Getting Started
You can go from zero to a live payment in 4 steps:
- Get your API Keys: from our Dashboard, store it in your secrets.
- Create a Payment Intent: from your back-end to our API.
- Collect the payment: redirect the user to our hosted payment page or embed a customizable Payment Form.
- Handle success: listen for webhooks that confirm a payment succeeded or failed.

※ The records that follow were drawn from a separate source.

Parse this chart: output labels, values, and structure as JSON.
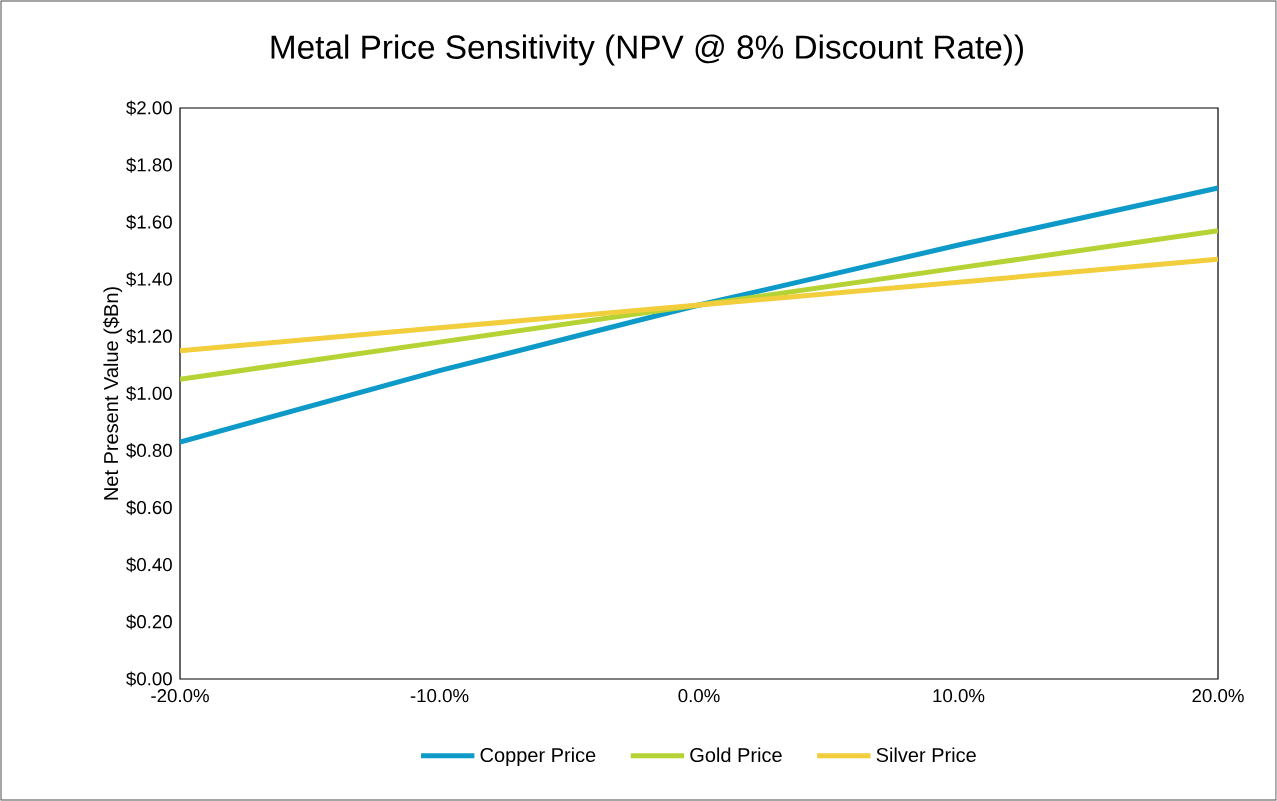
{
  "chart_data": {
    "type": "line",
    "title": "Metal Price Sensitivity (NPV @ 8% Discount Rate))",
    "ylabel": "Net Present Value ($Bn)",
    "x": [
      -20,
      -10,
      0,
      10,
      20
    ],
    "series": [
      {
        "name": "Copper Price",
        "color": "#0e9ac8",
        "values": [
          0.83,
          1.08,
          1.31,
          1.52,
          1.72
        ]
      },
      {
        "name": "Gold Price",
        "color": "#b5d334",
        "values": [
          1.05,
          1.18,
          1.31,
          1.44,
          1.57
        ]
      },
      {
        "name": "Silver Price",
        "color": "#f2cd3c",
        "values": [
          1.15,
          1.23,
          1.31,
          1.39,
          1.47
        ]
      }
    ],
    "xlim": [
      -20,
      20
    ],
    "xticks": [
      {
        "value": -20,
        "label": "-20.0%"
      },
      {
        "value": -10,
        "label": "-10.0%"
      },
      {
        "value": 0,
        "label": "0.0%"
      },
      {
        "value": 10,
        "label": "10.0%"
      },
      {
        "value": 20,
        "label": "20.0%"
      }
    ],
    "ylim": [
      0,
      2
    ],
    "yticks": [
      {
        "value": 0,
        "label": "$0.00"
      },
      {
        "value": 0.2,
        "label": "$0.20"
      },
      {
        "value": 0.4,
        "label": "$0.40"
      },
      {
        "value": 0.6,
        "label": "$0.60"
      },
      {
        "value": 0.8,
        "label": "$0.80"
      },
      {
        "value": 1.0,
        "label": "$1.00"
      },
      {
        "value": 1.2,
        "label": "$1.20"
      },
      {
        "value": 1.4,
        "label": "$1.40"
      },
      {
        "value": 1.6,
        "label": "$1.60"
      },
      {
        "value": 1.8,
        "label": "$1.80"
      },
      {
        "value": 2.0,
        "label": "$2.00"
      }
    ],
    "grid": false,
    "legend": "bottom",
    "marker": "none",
    "line_style": "solid"
  }
}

You only ever talk to the Orchestrapay API. We handle every underlying gateway, so the same integration works whether you process with one gateway or orchestrate across hundreds.
You will need at least 1 connector to start testing. Add "Sandbox Gateway" to your connectors on a sandbox tenant.
Step 1 - Get your API Keys
You can create & access your API keys in your Settings.
- a secret key (
orch_sk_live_eu1_...) used on your server, never expose it in the browser - a public key (
orch_pk_live_eu1_...) safe to use in the browser.
API Keys are tied to a tenant, you will need to create a Sandbox Tenant to access the Sandbox Gateway connector and sandbox gateway endpoints. Keys are also scoped to the Region you selected on sign-up.
Step 2 - Create a payment intent
A payment intent represents a single payment promise. Always create it on your server so your secret key stays private. All you need is an amount and a currency.
- Typescript
- cURL
Add our package to your dependency tree:
npm install @orchestrapay/sdk
Generate a payment intent:
import Orchestrapay from "@orchestrapay/sdk";
const orchestrapay = new Orchestrapay("orch_sk_live_eu1_...");
const { payment_intent } = await orchestrapay.paymentIntents.create({
amount: 4999, // amounts in cents ($49.99)
currency: "usd",
});
// payment_intent = pi_eu1_b8b5be0f481f42b4b7f5972118777c5f
The API is region-specific: swap {region} in api-{region}.orchestrapay.com
for your account's region host (for example api-europe or api-egypt). See
Environments for the full list. The SDKs derive
this from your key automatically.
curl -X POST https://api-{region}.orchestrapay.com/v202606/payment-intents \
-H "Authorization: Bearer orch_sk_live_eu1_..." \
-H "Content-Type: application/json" \
-d '{
"amount": 4999,
"currency": "usd",
"final_success_url": "https://yoursite.com/order/success",
"final_failure_url": "https://yoursite.com/order/cancelled",
"webhook_urls": ["https://yoursite.com/webhooks/orchestrapay"],
"webhook_secret": "your_webhook_secret"
}'
Response:
{
"payment_intent": "pi_eu1_b8b5be0f481f42b4b7f5972118777c5f",
"payment_intent_created": true
}
You can customize your Payment Intents with many useful properties, such as indempotency keys, custom timeouts, webhook URLs, success/failure redirections, customer ID, etc. Check out the Payment Intents API.
Step 3 - Collect the payment
You can either redirect the user to an Orchestrapay hosted payment page, where they will be redirected back to your target URL on success/failure, or you can embed the pamyent form directly into your website/application.
- Link
- Embedded
With the payment_intent in hand, redirect the customer to the Orchestrapay
hosted page:
https://pay.orchestrapay.com/pay/pi_eu1_b8b5be0f481f42b4b7f5972118777c5f
This page runs the full payment flow for every gateway you connected, with no
extra frontend work. When the payment finishes, the customer is sent to the
final_success_url / final_failure_url you set in Step 2.
Prefer to keep customers on your site? Embed the form with the React SDK instead of redirecting:
npm install @orchestrapay/react
import { PaymentForm } from "@orchestrapay/react";
export function CheckoutPage({ paymentIntent }: { paymentIntent: string }) {
return (
<PaymentForm
publicKey="orch_pk_live_eu1_..."
paymentIntent={paymentIntent}
onPaymentSuccess={() => console.log("Payment succeeded")}
onPaymentFailure={(err) => console.error("Payment failed", err)}
/>
);
}
You can style the embedded form to match your brand. See UI Styling.
Step 4 - Handling webhooks
If you've provided 1 or multiple webhook URLs when creating your Payment Intent, we will send you webhook requests for each events that you've subscribed to. In Orchestrapay, you set the webhook subscriptions on a per-payment intent basis, which is very handy when you're doing end-to-end testing.
import { verifyWebhookSecret, WEBHOOK_SECRET_HEADER } from "@orchestrapay/sdk";
app.post("/webhooks/orchestrapay", express.json(), (req, res) => {
const received = req.headers[WEBHOOK_SECRET_HEADER] as string | undefined;
if (!verifyWebhookSecret(received, process.env.ORCHESTRAPAY_WEBHOOK_SECRET!)) {
return res.status(401).send("Invalid webhook secret");
}
const event = req.body; // { status, sub_status, ... }
// handle event.status: "pending" | "success" | "canceled"
res.sendStatus(200);
});
See Webhooks for the full payload reference.